Im Bahnsport ist der GM-Motor
seit 1983 ein Begriff für Schnelligkeit und Standfestigkeit. Er wurde
stets weiterentwickelt und von verschiedenen Tunern für die einzelnen
Anforderungen präpariert. Einen besonderen Namen hat sich Marcel Gerhard,
der Schweizer Präzisionstuner, in den letzten Jahren erarbeitet, denn
seine Motoren gehören zu den schnellsten und haltbarsten. Fahrer wie
Dani und Hermann Bacher, Gerd Riss, Matten Kröger und viele andere schwören
auf GMs von Marcel
Gerhard. Ein absolutes Novum hat Tommy Kunert von Marcel Gerhard erhalten,
den 750-ccm-V-Motor für die Gespannszene. Auf dem Prüfstand hat
dieser Motor gute Eigenschaften gezeigt, und man kann gespannt sein, ob auch
dieses Produkt aus dem Hause Gerhard, basierend auf Original-GM-Teilen,
die Gespannszene dominieren wird.
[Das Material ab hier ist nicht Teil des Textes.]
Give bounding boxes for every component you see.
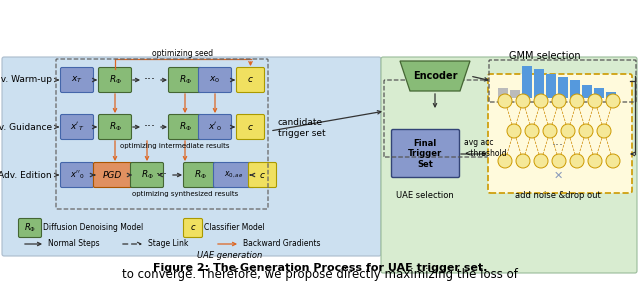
Text: Diffusion Denoising Model: Diffusion Denoising Model	[43, 223, 143, 233]
Circle shape	[579, 124, 593, 138]
FancyBboxPatch shape	[184, 219, 202, 237]
Text: optimizing synthesized results: optimizing synthesized results	[132, 191, 238, 197]
FancyBboxPatch shape	[93, 162, 131, 188]
Text: ···: ···	[144, 120, 156, 134]
FancyBboxPatch shape	[214, 162, 255, 188]
Text: candidate
trigger set: candidate trigger set	[278, 118, 326, 138]
Text: Figure 2: The Generation Process for UAE trigger set.: Figure 2: The Generation Process for UAE…	[153, 263, 487, 273]
Circle shape	[516, 154, 530, 168]
Circle shape	[561, 124, 575, 138]
Circle shape	[597, 124, 611, 138]
Circle shape	[552, 154, 566, 168]
FancyBboxPatch shape	[488, 74, 632, 193]
Text: UAE generation: UAE generation	[197, 251, 262, 261]
Text: $x'_T$: $x'_T$	[70, 121, 84, 133]
Bar	[498, 88, 508, 98]
Text: Classifier Model: Classifier Model	[204, 223, 265, 233]
Text: optimizing seed: optimizing seed	[152, 49, 213, 59]
FancyBboxPatch shape	[131, 162, 163, 188]
Text: $x'_0$: $x'_0$	[208, 121, 222, 133]
Text: $x_{0,ae}$: $x_{0,ae}$	[225, 170, 244, 180]
Text: $x_T$: $x_T$	[71, 75, 83, 85]
Text: $R_\Phi$: $R_\Phi$	[179, 74, 191, 86]
Text: PGD: PGD	[103, 170, 122, 180]
Text: ···: ···	[552, 140, 564, 152]
Circle shape	[507, 124, 521, 138]
Text: Stage Link: Stage Link	[148, 239, 188, 249]
Circle shape	[570, 154, 584, 168]
Text: avg acc
<threshold: avg acc <threshold	[464, 138, 507, 158]
Circle shape	[588, 154, 602, 168]
Text: Adv. Warm-up: Adv. Warm-up	[0, 76, 52, 84]
Text: UAE selection: UAE selection	[396, 192, 454, 200]
Circle shape	[588, 94, 602, 108]
Circle shape	[498, 94, 512, 108]
Circle shape	[570, 94, 584, 108]
Bar	[546, 74, 556, 98]
Text: add noise &drop out: add noise &drop out	[515, 192, 601, 200]
Circle shape	[552, 94, 566, 108]
Text: ✕: ✕	[554, 171, 563, 181]
FancyBboxPatch shape	[61, 162, 93, 188]
FancyBboxPatch shape	[61, 67, 93, 92]
Circle shape	[606, 154, 620, 168]
FancyBboxPatch shape	[99, 114, 131, 140]
FancyBboxPatch shape	[2, 57, 381, 256]
Text: Encoder: Encoder	[413, 71, 457, 81]
Text: $x''_0$: $x''_0$	[70, 169, 84, 181]
Bar	[582, 85, 592, 98]
Circle shape	[516, 94, 530, 108]
Circle shape	[543, 124, 557, 138]
FancyBboxPatch shape	[248, 162, 276, 188]
FancyBboxPatch shape	[99, 67, 131, 92]
Bar	[534, 69, 544, 98]
Text: Final
Trigger
Set: Final Trigger Set	[408, 139, 442, 169]
Text: Adv. Guidance: Adv. Guidance	[0, 122, 52, 132]
Text: $R_\Phi$: $R_\Phi$	[193, 169, 207, 181]
Text: ···: ···	[156, 168, 168, 182]
Text: $x_0$: $x_0$	[209, 75, 221, 85]
FancyBboxPatch shape	[198, 114, 232, 140]
FancyBboxPatch shape	[19, 219, 42, 237]
Bar	[558, 77, 568, 98]
Text: $c$: $c$	[189, 223, 196, 233]
Bar	[594, 88, 604, 98]
FancyBboxPatch shape	[237, 67, 264, 92]
Text: $R_\Phi$: $R_\Phi$	[141, 169, 154, 181]
Text: $c$: $c$	[259, 170, 266, 180]
Text: $c$: $c$	[247, 122, 254, 132]
FancyBboxPatch shape	[198, 67, 232, 92]
Bar	[510, 90, 520, 98]
Text: GMM selection: GMM selection	[509, 51, 581, 61]
Polygon shape	[400, 61, 470, 91]
Bar	[570, 80, 580, 98]
FancyBboxPatch shape	[61, 114, 93, 140]
Text: optimizing intermediate results: optimizing intermediate results	[120, 143, 230, 149]
Circle shape	[498, 154, 512, 168]
Text: ···: ···	[144, 74, 156, 86]
Circle shape	[534, 154, 548, 168]
FancyBboxPatch shape	[381, 57, 637, 273]
Circle shape	[525, 124, 539, 138]
Text: Backward Gradients: Backward Gradients	[243, 239, 321, 249]
Text: $c$: $c$	[247, 76, 254, 84]
Bar	[606, 92, 616, 98]
FancyBboxPatch shape	[184, 162, 216, 188]
Circle shape	[534, 94, 548, 108]
FancyBboxPatch shape	[168, 67, 202, 92]
FancyBboxPatch shape	[392, 130, 460, 178]
FancyBboxPatch shape	[237, 114, 264, 140]
Text: $R_\Phi$: $R_\Phi$	[109, 121, 122, 133]
Text: $R_\Phi$: $R_\Phi$	[179, 121, 191, 133]
Text: Adv. Edition: Adv. Edition	[0, 170, 52, 180]
Text: $R_\Phi$: $R_\Phi$	[109, 74, 122, 86]
Bar	[522, 66, 532, 98]
Circle shape	[606, 94, 620, 108]
Text: to converge. Therefore, we propose directly maximizing the loss of: to converge. Therefore, we propose direc…	[122, 268, 518, 281]
Text: Normal Steps: Normal Steps	[48, 239, 100, 249]
FancyBboxPatch shape	[168, 114, 202, 140]
Text: $R_\Phi$: $R_\Phi$	[24, 222, 36, 234]
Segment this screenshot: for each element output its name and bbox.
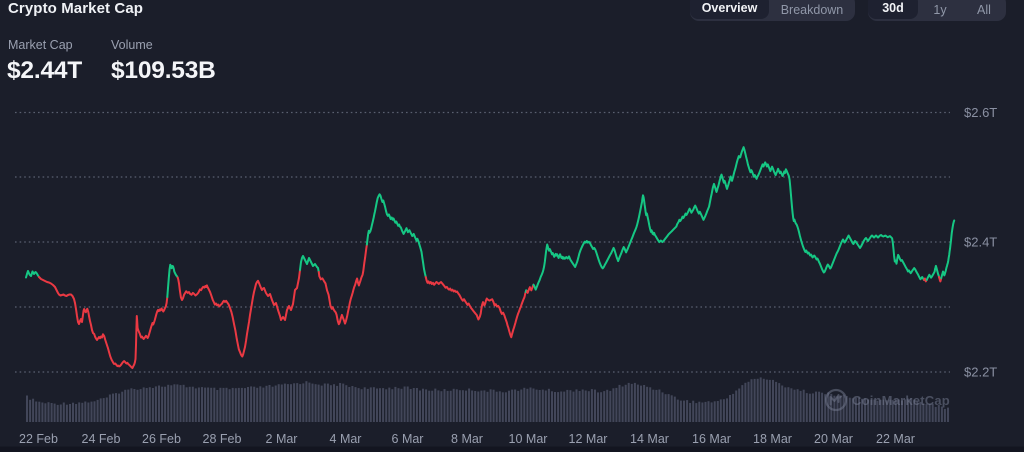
svg-text:6 Mar: 6 Mar <box>392 432 424 446</box>
svg-text:4 Mar: 4 Mar <box>330 432 362 446</box>
svg-text:12 Mar: 12 Mar <box>569 432 608 446</box>
svg-text:22 Mar: 22 Mar <box>876 432 915 446</box>
svg-text:$2.6T: $2.6T <box>964 105 997 120</box>
svg-text:18 Mar: 18 Mar <box>753 432 792 446</box>
svg-text:28 Feb: 28 Feb <box>203 432 242 446</box>
svg-text:24 Feb: 24 Feb <box>82 432 121 446</box>
svg-text:26 Feb: 26 Feb <box>142 432 181 446</box>
svg-text:14 Mar: 14 Mar <box>630 432 669 446</box>
svg-text:CoinMarketCap: CoinMarketCap <box>852 393 950 408</box>
svg-text:$2.2T: $2.2T <box>964 365 997 380</box>
svg-text:16 Mar: 16 Mar <box>692 432 731 446</box>
svg-text:$2.4T: $2.4T <box>964 235 997 250</box>
svg-text:8 Mar: 8 Mar <box>451 432 483 446</box>
svg-text:2 Mar: 2 Mar <box>266 432 298 446</box>
svg-text:10 Mar: 10 Mar <box>509 432 548 446</box>
svg-text:20 Mar: 20 Mar <box>814 432 853 446</box>
svg-text:22 Feb: 22 Feb <box>19 432 58 446</box>
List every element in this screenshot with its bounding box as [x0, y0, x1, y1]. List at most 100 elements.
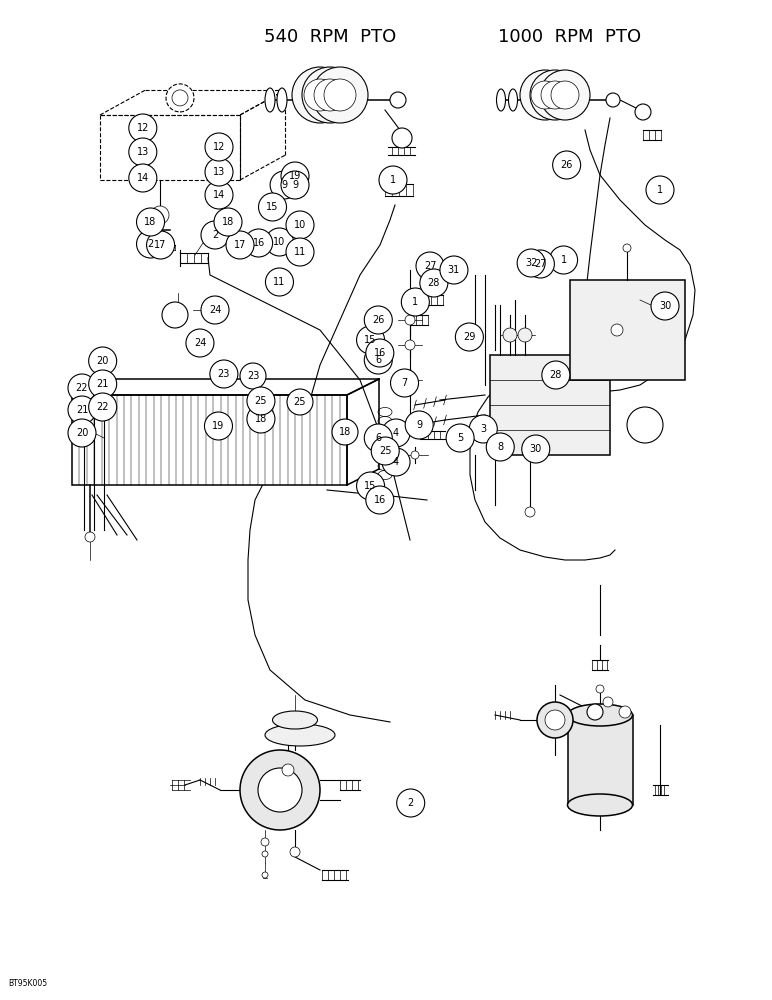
Circle shape [405, 315, 415, 325]
Circle shape [282, 764, 294, 776]
Text: 21: 21 [76, 405, 88, 415]
Text: 10: 10 [294, 220, 306, 230]
Circle shape [304, 79, 336, 111]
Circle shape [603, 697, 613, 707]
Circle shape [542, 361, 570, 389]
Circle shape [392, 128, 412, 148]
Circle shape [619, 706, 631, 718]
Circle shape [166, 84, 194, 112]
Text: 26: 26 [560, 160, 573, 170]
Circle shape [68, 374, 96, 402]
Bar [72, 395, 347, 485]
Circle shape [89, 393, 117, 421]
Text: 6: 6 [375, 433, 381, 443]
Circle shape [286, 211, 314, 239]
Circle shape [525, 507, 535, 517]
Text: 23: 23 [218, 369, 230, 379]
Circle shape [245, 229, 273, 257]
Circle shape [405, 411, 433, 439]
Text: 31: 31 [448, 265, 460, 275]
Circle shape [247, 405, 275, 433]
Text: 24: 24 [194, 338, 206, 348]
Circle shape [550, 246, 577, 274]
Text: 15: 15 [364, 481, 377, 491]
Circle shape [541, 81, 569, 109]
Circle shape [89, 370, 117, 398]
Text: 28: 28 [550, 370, 562, 380]
Circle shape [405, 375, 415, 385]
Circle shape [545, 710, 565, 730]
Text: 2: 2 [147, 239, 154, 249]
Text: 14: 14 [213, 190, 225, 200]
Circle shape [240, 750, 320, 830]
Circle shape [266, 268, 293, 296]
Ellipse shape [265, 88, 275, 112]
Circle shape [266, 228, 293, 256]
Text: 25: 25 [294, 397, 306, 407]
Text: 20: 20 [76, 428, 88, 438]
Circle shape [314, 79, 346, 111]
Circle shape [537, 702, 573, 738]
Text: 24: 24 [208, 305, 222, 315]
Text: 1: 1 [560, 255, 567, 265]
Circle shape [405, 340, 415, 350]
Circle shape [522, 435, 550, 463]
Circle shape [623, 244, 631, 252]
Text: 12: 12 [137, 123, 149, 133]
Text: 22: 22 [96, 402, 109, 412]
Circle shape [162, 302, 188, 328]
Text: 29: 29 [463, 332, 476, 342]
Circle shape [520, 70, 570, 120]
Ellipse shape [277, 88, 287, 112]
Circle shape [89, 347, 117, 375]
Circle shape [646, 176, 674, 204]
Circle shape [486, 433, 514, 461]
Ellipse shape [509, 89, 517, 111]
Circle shape [240, 363, 266, 389]
Circle shape [261, 838, 269, 846]
Ellipse shape [567, 794, 632, 816]
Circle shape [587, 704, 603, 720]
Circle shape [527, 250, 554, 278]
Circle shape [214, 208, 242, 236]
Circle shape [172, 90, 188, 106]
Circle shape [411, 451, 419, 459]
Text: 20: 20 [96, 356, 109, 366]
Circle shape [262, 872, 268, 878]
Circle shape [205, 158, 233, 186]
Circle shape [137, 230, 164, 258]
Circle shape [364, 346, 392, 374]
Circle shape [382, 419, 410, 447]
Circle shape [151, 206, 169, 224]
Circle shape [205, 412, 232, 440]
Text: 9: 9 [416, 420, 422, 430]
Circle shape [553, 151, 581, 179]
Text: 15: 15 [364, 335, 377, 345]
Circle shape [411, 426, 419, 434]
Circle shape [551, 81, 579, 109]
Text: 16: 16 [252, 238, 265, 248]
Circle shape [446, 424, 474, 452]
Text: 9: 9 [281, 180, 287, 190]
Circle shape [68, 396, 96, 424]
Text: 15: 15 [266, 202, 279, 212]
Circle shape [332, 419, 358, 445]
Text: 16: 16 [374, 495, 386, 505]
Circle shape [540, 70, 590, 120]
Circle shape [286, 238, 314, 266]
Circle shape [364, 424, 392, 452]
Circle shape [503, 328, 517, 342]
Text: 21: 21 [96, 379, 109, 389]
Circle shape [129, 164, 157, 192]
Circle shape [258, 768, 302, 812]
Text: 17: 17 [234, 240, 246, 250]
Circle shape [366, 486, 394, 514]
Circle shape [627, 407, 663, 443]
Text: 1: 1 [390, 175, 396, 185]
Circle shape [281, 162, 309, 190]
Circle shape [247, 387, 275, 415]
Text: 10: 10 [273, 237, 286, 247]
Text: 22: 22 [76, 383, 88, 393]
Text: 25: 25 [255, 396, 267, 406]
Circle shape [596, 685, 604, 693]
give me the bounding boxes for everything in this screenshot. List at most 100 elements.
Mit GM-Motoren wurden in vielen Klassen
internationale Siege errungen, die Krönung war im Jahr 2001 der Weltmeistertitel
auf der Langbahn, den Gerd Riss mit dem GM-Motor gewonnen hatte.
Er ist wahrscheinlich derzeit der bedeutendste Vertreter seiner Klasse im
Bahnsport, und Giuseppe Marzotto hat gute Aussichten, dass seine Produkte
auch in den nächsten Jahren die großen Titel im Bahnsport erringen
können. Im Eisspeedway ist der GM-Motor von Marcel Gerhard als Zweiventiler
bei der Eisspeedway-Weltmeisterschaft und der Deutschen Meisterschaft am Start.